Just some of the Peterson clan. I love these guys
This immediately brought back memories of my trip to Ogden Utah in the US of A to meet up with my awesome friend Mark Peterson and of course his absolutely fantastic parents.

You see upon my visit Mark had arranged for me to get a loaner bike. A Trek Stasche 29'er from a very kind gentleman named Matt Howard who runs The Bike Shoppe. The bike was practically brand new and was fitted with a dropper post. This was my first go using a dropper and it converted me, so that all my bikes run droppers, yes even my road bike.
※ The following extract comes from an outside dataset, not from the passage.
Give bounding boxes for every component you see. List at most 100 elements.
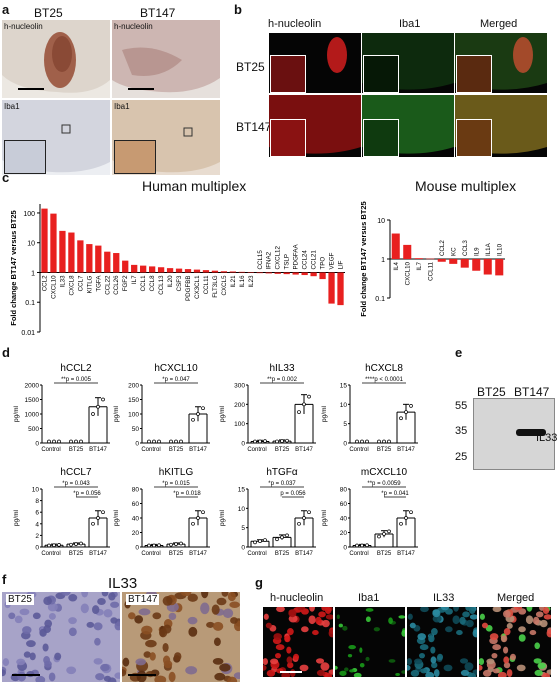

Here is Matt and da man that is Mark Peterson
Anyhoo for those of you in the know you will know that not only do American's drive on the wrong side of the road, but also their  brake lever set up is slightly different to here in the UK. The left lever is the front and the right is the rear in the US, whilst we are the other way around. I wasn't aware at the time and even when I had discovered forgot. Now yeah you will probably think "It's no big deal", however imagine flying down a trail trying to keep up with your good buddy who happens to know the trail and coming to a tight right hand turn, then grabbing for the brakes. "Oh crap" you confuse which is which and  your front wheel starts to wipe out. Mark's friend Lance was following close behind and he found it hilarious when I shot off into the brush. Thee stuff I went into reminded me of those tumble weeds you see on the old western movies. It was a case of "agghhh" "oooooh! and as I came to a stop in the middle of this scrub a "phewwww!". Now that could have been so much worse.

The following day I was recounting my near miss to Mark's dad Cliff and he said "you do know there are rattle snakes in them there hills". Really well I had no intention of going in there again. Saying which as I recall whilst out on a steady upward ride up into the hills I encountered a switch back which was tough to manoeuvre due to my prosthetic side. Luckily there was a tree to grab on to so I could stop and hold myself up. Unluckily when I pushed off, "ahhhhh"  not enough momentum. I can't unclip whilst riding with my prosthetic side so ended up tumbling down the side of the bank. It was funny as I was more worried about Matt's bike so as I fell I tried to hold it out and protect it. Mark immediately stopped and shouted "Hey are you ok dude", once he got my reply "Yeah I'm good" he burst out laughing.




So getting back to the Silverback Synergy. At moment it is fitted with Shimano Deore's with 180mm discs. To be honest even if the brakes were the right way around I would have thought about changing the set up, the Shimano's just don't seem to have enough power or bite. 

Silverback Synergy with wonky brakes

Last year I bought a set of Sram Guide CR's for my Ibis to replace the old Elixr's which snapped at the master cylinder on two occasions. Anyhoo the new Sram rear brake has been sticking from the start so this has put me off going for that brand. Now my Hope's on my Sandman, they are another story. They have never failed, plus you can pretty much buy every component separate if you need to replace something. So I have decided to opt for a pair of Hope Race Evo 4's along with 180m floating rotors. They don't come cheap, coming in at just under £180 per unit, but at least I know I won't be grabbing the wrong lever and going for a trip over the bars and that the Hope's have great stopping power.